Allah'ın Rahman ve Rahim Sıfatlarının Tecellileri Nelerdir?
Allah'ın (c.c) Rahman ve Rahim sıfatlarının tecellileri nelerdir? Allah (c.c) Rahman ve Rahim sıfatları ile nasıl muamele eder? Allah'ın (c.c) Rahman ve Rahim olması ne demektir? Rahman ve Rahim olan Allah'ın (c.c) adıyla...
Cüneyd-i Bağdâdî Hazretleri buz satan bir satıcıya rastlar. Satıcı:
“–Sermâyesi erimekte olan insana yardım edin!” diye nidâ eder.
Cüneyd Hazretleri bu sözü duyunca düşüp bayılır.
Dünyâ sermâyesini âhiret sermâyesine tebdîl edemezsek, dünyâdaki gayretler, şeytanların paylaşacakları nasipler olur. Netice hüsran ve acı bir aldanıştır. İsraf çılgınlığı ve merhamet yoksulluğu, dünyâda baş belâsı, âhirette azap sermâyesidir. Geçmiş günlerimizin dosyaları kapanmıştır. Bunlarda değişiklik yapabilmenin imkânı yoktur. Gelecek günlerimizin varlığı ise şüphelidir. Ân bu ândır. Bu ânımızın gönül ve alın terlerini, hayat tarlamızın tohumları yapabilirsek, -inşâallah- âhiretimizin sırça sarayları olur. Şeyh Sâdî’nin ifâde ettiği gibi:
“Arzın sathı, Rabb’in umûmî sofrasıdır.”
ALLAH'IN RAHMÂN SIFATININ TECELLİLERİ NELERDİR?
Dünyâda “Rahmân” sıfatının tecellîsi olarak bütün mahlûkat bol bol rızıklandırılır. Yedirilir, içirilir ve giydirilir. Dost, hasım, itaatkâr ve isyankâr ayırt edilmez. Cenâb-ı Hakk’ın engin merhameti bütün mahlûkâtı ihâta etmiştir.
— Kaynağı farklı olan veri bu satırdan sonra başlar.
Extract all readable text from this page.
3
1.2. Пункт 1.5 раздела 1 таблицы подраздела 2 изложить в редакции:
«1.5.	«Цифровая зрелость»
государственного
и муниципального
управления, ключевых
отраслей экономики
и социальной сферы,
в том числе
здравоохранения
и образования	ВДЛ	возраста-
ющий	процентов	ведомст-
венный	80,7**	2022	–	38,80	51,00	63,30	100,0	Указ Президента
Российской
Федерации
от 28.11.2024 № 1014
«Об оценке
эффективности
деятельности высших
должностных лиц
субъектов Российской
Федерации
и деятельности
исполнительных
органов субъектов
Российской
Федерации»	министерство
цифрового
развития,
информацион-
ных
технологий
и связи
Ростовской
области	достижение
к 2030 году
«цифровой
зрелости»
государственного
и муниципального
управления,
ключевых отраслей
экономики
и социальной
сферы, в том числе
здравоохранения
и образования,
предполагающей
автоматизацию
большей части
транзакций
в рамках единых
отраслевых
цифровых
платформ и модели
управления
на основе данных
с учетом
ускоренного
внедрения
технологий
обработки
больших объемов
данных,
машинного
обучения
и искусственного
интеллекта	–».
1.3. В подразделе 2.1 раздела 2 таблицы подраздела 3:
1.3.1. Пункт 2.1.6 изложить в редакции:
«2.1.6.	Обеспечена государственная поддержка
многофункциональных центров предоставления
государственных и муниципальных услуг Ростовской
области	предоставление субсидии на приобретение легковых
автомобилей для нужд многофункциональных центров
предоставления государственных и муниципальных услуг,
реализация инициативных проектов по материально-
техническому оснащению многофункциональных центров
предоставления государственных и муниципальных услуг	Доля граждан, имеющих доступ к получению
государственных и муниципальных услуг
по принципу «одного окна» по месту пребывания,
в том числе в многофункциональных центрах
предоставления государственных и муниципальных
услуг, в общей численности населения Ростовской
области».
Dikenli bir kirpinin yavrusunu sînesine bastırması, hattâ kâfir bile olsa mazlumun bedduâsının kabul olması, bu kuşatıcı merhametin muktezâsıdır. Kâinattaki ilâhî sanat, hikmet ve ibret manzaraları, nefsânî ve süflî his ve davranışlarla, aslî tabiatı bozulmamış insanı, ulviyyet, halvet, safvet, rikkat ve haşyet gibi bediî duygulara gark eder.
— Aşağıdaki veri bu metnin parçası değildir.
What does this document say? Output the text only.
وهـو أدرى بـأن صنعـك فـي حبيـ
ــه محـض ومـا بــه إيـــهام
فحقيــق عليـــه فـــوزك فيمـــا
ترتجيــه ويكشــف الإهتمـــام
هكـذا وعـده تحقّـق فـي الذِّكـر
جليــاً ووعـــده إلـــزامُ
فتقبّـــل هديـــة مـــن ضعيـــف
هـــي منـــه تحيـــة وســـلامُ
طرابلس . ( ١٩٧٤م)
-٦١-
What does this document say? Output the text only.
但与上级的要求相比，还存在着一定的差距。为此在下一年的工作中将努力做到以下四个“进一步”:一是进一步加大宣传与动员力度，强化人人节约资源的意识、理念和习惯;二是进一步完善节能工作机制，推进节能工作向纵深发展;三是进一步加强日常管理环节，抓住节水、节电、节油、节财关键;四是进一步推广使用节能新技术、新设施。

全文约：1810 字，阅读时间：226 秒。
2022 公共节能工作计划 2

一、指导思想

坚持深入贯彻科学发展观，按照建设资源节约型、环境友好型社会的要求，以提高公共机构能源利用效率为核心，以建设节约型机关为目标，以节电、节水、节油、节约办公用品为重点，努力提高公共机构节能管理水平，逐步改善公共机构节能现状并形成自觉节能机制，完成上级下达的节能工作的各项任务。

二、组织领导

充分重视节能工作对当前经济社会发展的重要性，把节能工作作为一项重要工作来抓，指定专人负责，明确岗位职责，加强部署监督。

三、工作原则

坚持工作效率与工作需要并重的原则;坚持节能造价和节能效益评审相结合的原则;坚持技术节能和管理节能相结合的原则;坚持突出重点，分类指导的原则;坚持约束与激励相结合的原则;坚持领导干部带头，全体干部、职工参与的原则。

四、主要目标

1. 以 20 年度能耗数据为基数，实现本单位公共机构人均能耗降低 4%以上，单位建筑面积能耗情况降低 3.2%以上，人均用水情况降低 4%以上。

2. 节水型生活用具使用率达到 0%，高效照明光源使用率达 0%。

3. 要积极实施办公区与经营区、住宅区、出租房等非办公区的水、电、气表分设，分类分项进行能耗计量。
ALLAH'IN RAHÎM SIFATININ TECELLİLERİ NELERDİR?
Husûsî sofra ise “Rahîm” sıfatının tecellîsi olarak âhirettedir. Ondan istifâde, yalnız mü’minlere âittir.
Bu husûsî sofrada beşerî nasiplerin en büyüğü olan “cennet” ve “ru’yet-i cemâlullâh”, yâni Cenâb-ı Hakk’ı ayın on dördü gibi görme nîmetleri vardır. İnsan, bütün esmâ-i ilâhiyyenin kâmil tecellîsi olduğu için büyük bir âlemin küçük bir modelidir. Onun topraktan olan yapısı, varlığının dış yüzüdür, fânî yapısıdır. Hakîkî varlığı; esrâr, nur ve ilâhî hakîkatin gizli bir hazînesidir. İnsanın mükerremlik vasfı budur. Yaratılış maksadına uygun bir şekilde mârifet denizinden nasîb alabilmesi buna bağlıdır.
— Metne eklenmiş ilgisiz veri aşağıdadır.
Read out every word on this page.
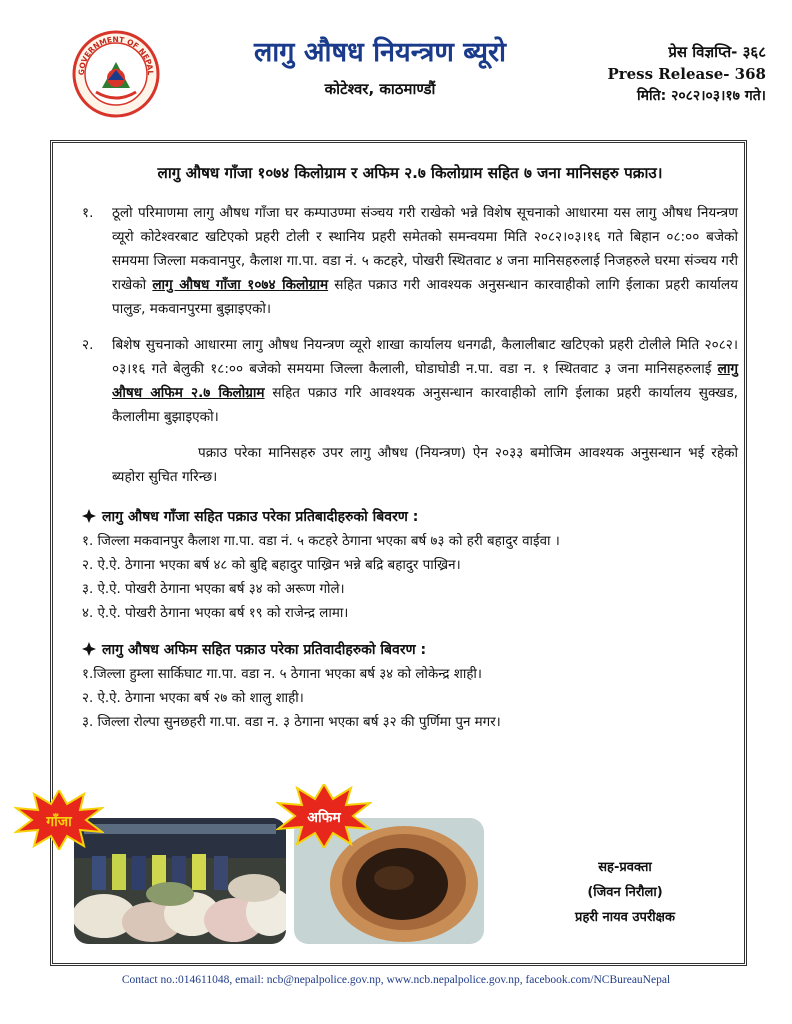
GOVERNMENT OF NEPAL
लागु औषध नियन्त्रण ब्यूरो
कोटेश्वर, काठमाण्डौं
प्रेस विज्ञप्ति- ३६८
Press Release- 368
मिति: २०८२।०३।१७ गते।
लागु औषध गाँजा १०७४ किलोग्राम र अफिम २.७ किलोग्राम सहित ७ जना मानिसहरु पक्राउ।
१.	ठूलो परिमाणमा लागु औषध गाँजा घर कम्पाउण्मा संञ्चय गरी राखेको भन्ने विशेष सूचनाको आधारमा यस लागु औषध नियन्त्रण व्यूरो कोटेश्वरबाट खटिएको प्रहरी टोली र स्थानिय प्रहरी समेतको समन्वयमा मिति २०८२।०३।१६ गते बिहान ०८:०० बजेको समयमा जिल्ला मकवानपुर, कैलाश गा.पा. वडा नं. ५ कटहरे, पोखरी स्थितवाट ४ जना मानिसहरुलाई निजहरुले घरमा संञ्चय गरी राखेको लागु औषध गाँजा १०७४ किलोग्राम सहित पक्राउ गरी आवश्यक अनुसन्धान कारवाहीको लागि ईलाका प्रहरी कार्यालय पालुङ, मकवानपुरमा बुझाइएको।
२.	बिशेष सुचनाको आधारमा लागु औषध नियन्त्रण व्यूरो शाखा कार्यालय धनगढी, कैलालीबाट खटिएको प्रहरी टोलीले मिति २०८२।०३।१६ गते बेलुकी १८:०० बजेको समयमा जिल्ला कैलाली, घोडाघोडी न.पा. वडा न. १ स्थितवाट ३ जना मानिसहरुलाई लागु औषध अफिम २.७ किलोग्राम सहित पक्राउ गरि आवश्यक अनुसन्धान कारवाहीको लागि ईलाका प्रहरी कार्यालय सुक्खड, कैलालीमा बुझाइएको।
पक्राउ परेका मानिसहरु उपर लागु औषध (नियन्त्रण) ऐन २०३३ बमोजिम आवश्यक अनुसन्धान भई रहेको ब्यहोरा सुचित गरिन्छ।
लागु औषध गाँजा सहित पक्राउ परेका प्रतिबादीहरुको बिवरण :
१. जिल्ला मकवानपुर कैलाश गा.पा. वडा नं. ५ कटहरे ठेगाना भएका बर्ष ७३ को हरी बहादुर वाईवा ।
२. ऐ.ऐ. ठेगाना भएका बर्ष ४८ को बुद्दि बहादुर पाख्रिन भन्ने बद्रि बहादुर पाख्रिन।
३. ऐ.ऐ. पोखरी ठेगाना भएका बर्ष ३४ को अरूण गोले।
४. ऐ.ऐ. पोखरी ठेगाना भएका बर्ष १९ को राजेन्द्र लामा।
लागु औषध अफिम सहित पक्राउ परेका प्रतिवादीहरुको बिवरण :
१.जिल्ला हुम्ला सार्किघाट गा.पा. वडा न. ५ ठेगाना भएका बर्ष ३४ को लोकेन्द्र शाही।
२. ऐ.ऐ. ठेगाना भएका बर्ष २७ को शालु शाही।
३. जिल्ला रोल्पा सुनछहरी गा.पा. वडा न. ३ ठेगाना भएका बर्ष ३२ की पुर्णिमा पुन मगर।
गाँजा	अफिम
सह-प्रवक्ता
(जिवन निरौला)
प्रहरी नायव उपरीक्षक
Contact no.:014611048, email: ncb@nepalpolice.gov.np, www.ncb.nepalpolice.gov.np, facebook.com/NCBureauNepal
Bir kelebeğin yanma pahasına ışığa râm olması gibi Hallâc-ı Mansûr da esrâr denizinin coşkunluğunda fânî varlığını yok etmeye adım attı. İlâhî tecellîlerle kendini yaktı. Rûhu yücelip feyz ile dolunca nefsi zayıflayıp bitim noktasına ulaştı. Kendisine yabancılaştı, ondan kurtulmaya çalıştı. Kesîf tecellîlere tahammül edemedi. Sekre sürüklendi:
“–Dostlar, beni öldürün! Zîrâ benim ebedî hayatım, ölümümdedir.” dedi.
Taşlanırken kendini yaralayan tek hâdise, dostunun kendisine bir karanfil atması oldu. Dünyevî böyle bir teveccüh ve tebessüm bile kendisine ağır geldi.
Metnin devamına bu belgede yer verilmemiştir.